Como nación, Estados Unidos suele despertar sentimientos y pensamientos enfrentados, pero la calidad de su literatura —sobre todo, su narrativa—resulta indiscutible. Desde Irving a Poe, pasando por Hawthorne, Twain y Melville, sin olvidarnos de Crane o Bierce, y menos todavía de Henry James, desembarcar en el siglo veinte implica recordar a Hemingway, Faulkner, Thomas Wolfe, Dos Passos, Caldwell, Steinbeck, Nathanael West, Hammett, Chandler, Henry Miller, Capote, Mailer y Carver, entre otros maestros de la prosa. En esa tradición, nada menos, se inscribe la obra de Richard Ford (Jackson, Mississippi, 1944), a quien muchos ven como uno de los últimos eslabones de tan magnífica cadena.
En su último libro, el autor de El periodista deportivo, El día de la independencia, Acción de gracias, Un trozo de mi corazón y Canadá deja de lado su habitual territorio, la ficción, para sumergirse en las dificultades del género autobiográfico.
Entre ellos. Recuerdos de mis padres, publicado por Anagrama, está integrado por dos textos escritos en épocas distantes entre sí, uno dedicado a evocar a la figura paterna —el que abre el volumen— y otro a la materna.
Con su prosa precisa y seca —pariente directa de la de Raymond Carver y, como la de Carver, heredera de Antón Chéjov—, Ford se dedica aquí a saldar cuentas con sus familiares más directos, y al hacerlo produce un libro que no dejará indiferente al lector sensible.
Las vidas de las que se ocupa el novelista carecen de todo rasgo de excepcionalidad. Su padre fue un viajante de comercio que recorría el sur estadounidense a bordo de su pequeño Ford vendiendo almidón para lavanderías. Su madre fue durante largo tiempo (mientras él vivió) sencillamente la esposa de este hombre, a quien acompañó a lo largo de sus travesías comerciales hasta que el nacimiento y crecimiento del único hijo en común, Richard, la obligó a permanecer en un domicilio fijo.
Lo que primero sorprenderá a quien incursione en este libro es la sinceridad de su autor. Lejos de todo edulcoramiento, sin enmascarar nada, Ford narrará con crudeza los hechos de las vidas de sus padres y tampoco nos ahorrará su opinión sobre ellos, que en ningún caso linda con la piedad ni se abandona al sentimentalismo. Además, llegado el caso, sabrá ser cruelmente autocrítico.
El resultado de la puesta en práctica de esta receta son dos textos de áspera belleza, que llevarán al lector a preguntarse, no pocas veces, acerca de su propia vida.
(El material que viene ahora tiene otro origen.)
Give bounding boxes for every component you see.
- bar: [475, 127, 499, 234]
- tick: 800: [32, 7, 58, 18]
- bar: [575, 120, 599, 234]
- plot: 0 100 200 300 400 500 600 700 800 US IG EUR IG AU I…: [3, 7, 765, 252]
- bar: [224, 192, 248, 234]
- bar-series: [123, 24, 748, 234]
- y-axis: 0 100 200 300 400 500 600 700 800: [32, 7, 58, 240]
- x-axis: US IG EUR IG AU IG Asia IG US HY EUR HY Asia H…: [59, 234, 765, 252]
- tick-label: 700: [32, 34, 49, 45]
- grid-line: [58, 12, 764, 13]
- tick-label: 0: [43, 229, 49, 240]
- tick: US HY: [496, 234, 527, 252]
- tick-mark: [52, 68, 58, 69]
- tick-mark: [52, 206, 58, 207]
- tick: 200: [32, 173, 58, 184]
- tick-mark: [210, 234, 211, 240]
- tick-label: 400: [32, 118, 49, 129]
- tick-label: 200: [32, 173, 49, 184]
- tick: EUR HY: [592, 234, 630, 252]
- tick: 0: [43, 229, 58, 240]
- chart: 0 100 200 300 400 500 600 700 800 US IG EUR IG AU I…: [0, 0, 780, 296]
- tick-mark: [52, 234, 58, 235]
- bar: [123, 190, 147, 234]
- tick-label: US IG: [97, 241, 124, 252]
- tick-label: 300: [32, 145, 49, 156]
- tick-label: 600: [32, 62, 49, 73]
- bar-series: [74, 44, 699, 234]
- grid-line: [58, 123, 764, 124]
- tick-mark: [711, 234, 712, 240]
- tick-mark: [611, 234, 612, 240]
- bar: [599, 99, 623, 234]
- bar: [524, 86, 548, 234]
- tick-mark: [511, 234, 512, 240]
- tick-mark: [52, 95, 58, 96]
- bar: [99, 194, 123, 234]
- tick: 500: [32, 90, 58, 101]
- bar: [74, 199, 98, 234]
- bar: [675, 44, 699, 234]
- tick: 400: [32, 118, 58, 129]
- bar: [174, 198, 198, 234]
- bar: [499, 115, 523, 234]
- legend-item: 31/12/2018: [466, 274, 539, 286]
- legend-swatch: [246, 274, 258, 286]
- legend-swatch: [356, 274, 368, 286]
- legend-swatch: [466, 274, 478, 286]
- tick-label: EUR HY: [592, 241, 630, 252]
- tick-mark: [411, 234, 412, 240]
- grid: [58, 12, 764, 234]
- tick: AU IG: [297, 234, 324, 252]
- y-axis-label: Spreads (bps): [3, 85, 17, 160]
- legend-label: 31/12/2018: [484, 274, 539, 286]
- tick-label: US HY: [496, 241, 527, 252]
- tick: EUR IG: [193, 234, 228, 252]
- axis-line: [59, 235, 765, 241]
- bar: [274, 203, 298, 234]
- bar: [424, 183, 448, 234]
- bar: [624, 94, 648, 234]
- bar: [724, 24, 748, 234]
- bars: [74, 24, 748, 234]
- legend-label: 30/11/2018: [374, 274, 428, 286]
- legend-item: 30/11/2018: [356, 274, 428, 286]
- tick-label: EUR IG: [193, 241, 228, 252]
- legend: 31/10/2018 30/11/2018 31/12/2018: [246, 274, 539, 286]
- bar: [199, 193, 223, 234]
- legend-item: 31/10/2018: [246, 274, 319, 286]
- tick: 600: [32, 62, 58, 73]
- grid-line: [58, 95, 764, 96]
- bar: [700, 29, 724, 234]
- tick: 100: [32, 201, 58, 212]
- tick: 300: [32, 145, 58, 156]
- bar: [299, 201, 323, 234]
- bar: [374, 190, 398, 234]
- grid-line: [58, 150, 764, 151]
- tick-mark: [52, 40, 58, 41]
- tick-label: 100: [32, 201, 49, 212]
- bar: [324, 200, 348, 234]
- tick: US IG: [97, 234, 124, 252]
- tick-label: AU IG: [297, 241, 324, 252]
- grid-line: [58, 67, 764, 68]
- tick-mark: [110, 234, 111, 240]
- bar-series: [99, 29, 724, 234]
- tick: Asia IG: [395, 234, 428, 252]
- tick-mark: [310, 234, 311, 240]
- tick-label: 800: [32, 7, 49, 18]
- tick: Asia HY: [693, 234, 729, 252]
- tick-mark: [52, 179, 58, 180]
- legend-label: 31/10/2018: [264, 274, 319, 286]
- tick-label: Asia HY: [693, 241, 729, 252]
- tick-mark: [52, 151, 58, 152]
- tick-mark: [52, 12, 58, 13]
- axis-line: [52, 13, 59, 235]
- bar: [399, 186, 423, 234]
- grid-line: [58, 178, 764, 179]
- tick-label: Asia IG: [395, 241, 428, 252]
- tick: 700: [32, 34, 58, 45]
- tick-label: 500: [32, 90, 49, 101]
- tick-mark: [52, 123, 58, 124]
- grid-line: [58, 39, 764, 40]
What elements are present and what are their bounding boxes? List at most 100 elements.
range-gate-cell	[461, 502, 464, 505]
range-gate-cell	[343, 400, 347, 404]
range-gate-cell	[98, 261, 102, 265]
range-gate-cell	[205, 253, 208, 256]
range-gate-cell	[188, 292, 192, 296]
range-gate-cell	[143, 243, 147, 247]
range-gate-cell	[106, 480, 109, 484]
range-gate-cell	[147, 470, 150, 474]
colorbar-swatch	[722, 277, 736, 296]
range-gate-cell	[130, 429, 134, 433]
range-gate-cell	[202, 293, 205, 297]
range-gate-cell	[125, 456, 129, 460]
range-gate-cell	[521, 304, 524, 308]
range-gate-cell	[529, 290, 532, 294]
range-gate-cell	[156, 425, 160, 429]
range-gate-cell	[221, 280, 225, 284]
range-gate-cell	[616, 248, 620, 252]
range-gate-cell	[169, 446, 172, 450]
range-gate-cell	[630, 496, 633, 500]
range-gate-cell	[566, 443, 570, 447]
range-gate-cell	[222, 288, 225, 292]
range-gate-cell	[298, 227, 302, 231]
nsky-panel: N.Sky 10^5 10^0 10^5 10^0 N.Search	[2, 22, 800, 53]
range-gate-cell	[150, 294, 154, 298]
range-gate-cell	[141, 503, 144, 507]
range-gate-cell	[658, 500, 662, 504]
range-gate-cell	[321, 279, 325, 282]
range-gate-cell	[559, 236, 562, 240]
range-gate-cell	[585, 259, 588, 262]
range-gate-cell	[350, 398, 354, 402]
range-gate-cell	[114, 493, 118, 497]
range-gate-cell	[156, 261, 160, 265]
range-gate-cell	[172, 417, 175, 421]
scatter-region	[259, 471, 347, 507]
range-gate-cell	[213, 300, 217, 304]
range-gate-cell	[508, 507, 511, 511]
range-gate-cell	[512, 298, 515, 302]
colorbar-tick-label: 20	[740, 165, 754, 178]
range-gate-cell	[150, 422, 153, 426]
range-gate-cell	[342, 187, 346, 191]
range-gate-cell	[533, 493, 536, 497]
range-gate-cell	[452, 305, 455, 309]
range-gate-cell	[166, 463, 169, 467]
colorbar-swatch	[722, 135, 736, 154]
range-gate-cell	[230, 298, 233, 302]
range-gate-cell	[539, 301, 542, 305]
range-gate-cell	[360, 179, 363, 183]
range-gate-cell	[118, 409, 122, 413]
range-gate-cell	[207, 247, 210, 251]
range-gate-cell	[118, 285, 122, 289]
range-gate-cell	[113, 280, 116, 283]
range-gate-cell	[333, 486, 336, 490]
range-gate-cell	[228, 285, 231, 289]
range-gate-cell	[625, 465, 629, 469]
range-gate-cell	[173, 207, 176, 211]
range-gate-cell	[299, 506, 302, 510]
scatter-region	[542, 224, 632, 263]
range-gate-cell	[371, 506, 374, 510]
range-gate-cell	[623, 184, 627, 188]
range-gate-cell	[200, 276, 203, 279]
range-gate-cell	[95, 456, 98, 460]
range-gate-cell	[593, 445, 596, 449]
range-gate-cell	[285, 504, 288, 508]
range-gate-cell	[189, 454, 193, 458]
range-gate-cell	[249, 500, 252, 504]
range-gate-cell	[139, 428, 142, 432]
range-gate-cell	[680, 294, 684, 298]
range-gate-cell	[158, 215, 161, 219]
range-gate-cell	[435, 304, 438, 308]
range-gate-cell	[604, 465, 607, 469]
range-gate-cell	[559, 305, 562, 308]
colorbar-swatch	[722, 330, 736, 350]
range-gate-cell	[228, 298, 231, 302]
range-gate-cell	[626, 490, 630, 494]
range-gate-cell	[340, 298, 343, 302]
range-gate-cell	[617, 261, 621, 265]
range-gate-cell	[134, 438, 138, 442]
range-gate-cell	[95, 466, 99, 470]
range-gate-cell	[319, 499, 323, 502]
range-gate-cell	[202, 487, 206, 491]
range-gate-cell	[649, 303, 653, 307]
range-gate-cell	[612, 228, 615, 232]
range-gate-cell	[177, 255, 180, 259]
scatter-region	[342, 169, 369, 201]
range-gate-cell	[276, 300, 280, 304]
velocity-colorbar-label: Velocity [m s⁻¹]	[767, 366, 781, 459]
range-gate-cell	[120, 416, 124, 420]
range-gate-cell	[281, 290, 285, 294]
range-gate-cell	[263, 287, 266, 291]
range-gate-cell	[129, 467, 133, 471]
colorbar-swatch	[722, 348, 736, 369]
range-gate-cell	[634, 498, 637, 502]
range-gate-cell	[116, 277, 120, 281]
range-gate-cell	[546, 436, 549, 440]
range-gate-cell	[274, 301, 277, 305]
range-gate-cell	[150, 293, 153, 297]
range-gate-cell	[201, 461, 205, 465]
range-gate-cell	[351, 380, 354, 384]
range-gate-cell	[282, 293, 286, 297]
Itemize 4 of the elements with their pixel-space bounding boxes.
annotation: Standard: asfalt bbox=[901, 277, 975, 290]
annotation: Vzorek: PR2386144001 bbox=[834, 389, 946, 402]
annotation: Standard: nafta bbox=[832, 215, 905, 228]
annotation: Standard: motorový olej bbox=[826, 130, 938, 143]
Porque más allá de que las situaciones que se cuentan en estos dos relatos recuerdan, desfasaje cronológico mediante, a aquella joya del cine que se llamó París, Texas (Wim Wenders sobre guión de Sam Shepard), las relaciones entre padres e hijos tienen un trasfondo común. El trabajo, el amor, la enfermedad, la muerte son ese terreno: lo que teje y desteje el devenir de los días.
"La psicología no era una disciplina que practicaran más que la historia. No eran de natural indagador: no se preguntaban a menudo cómo se sentían respecto de las cosas", describe Ford. Y remata: "Preferían, en la medida de lo posible, pensar que la vida estaba bien tal como era".
Con esa contundencia escribe Ford, aunque no se priva de la ternura. A su padre lo pinta en una sentencia excepcional: "En la mayoría de los aspectos no era un hombre diestro ni habilidoso, pero poseía talento en el arte de ser amado".
Si su padre aún viviera, yo no hubiera vacilado en pedirle al escritor su teléfono.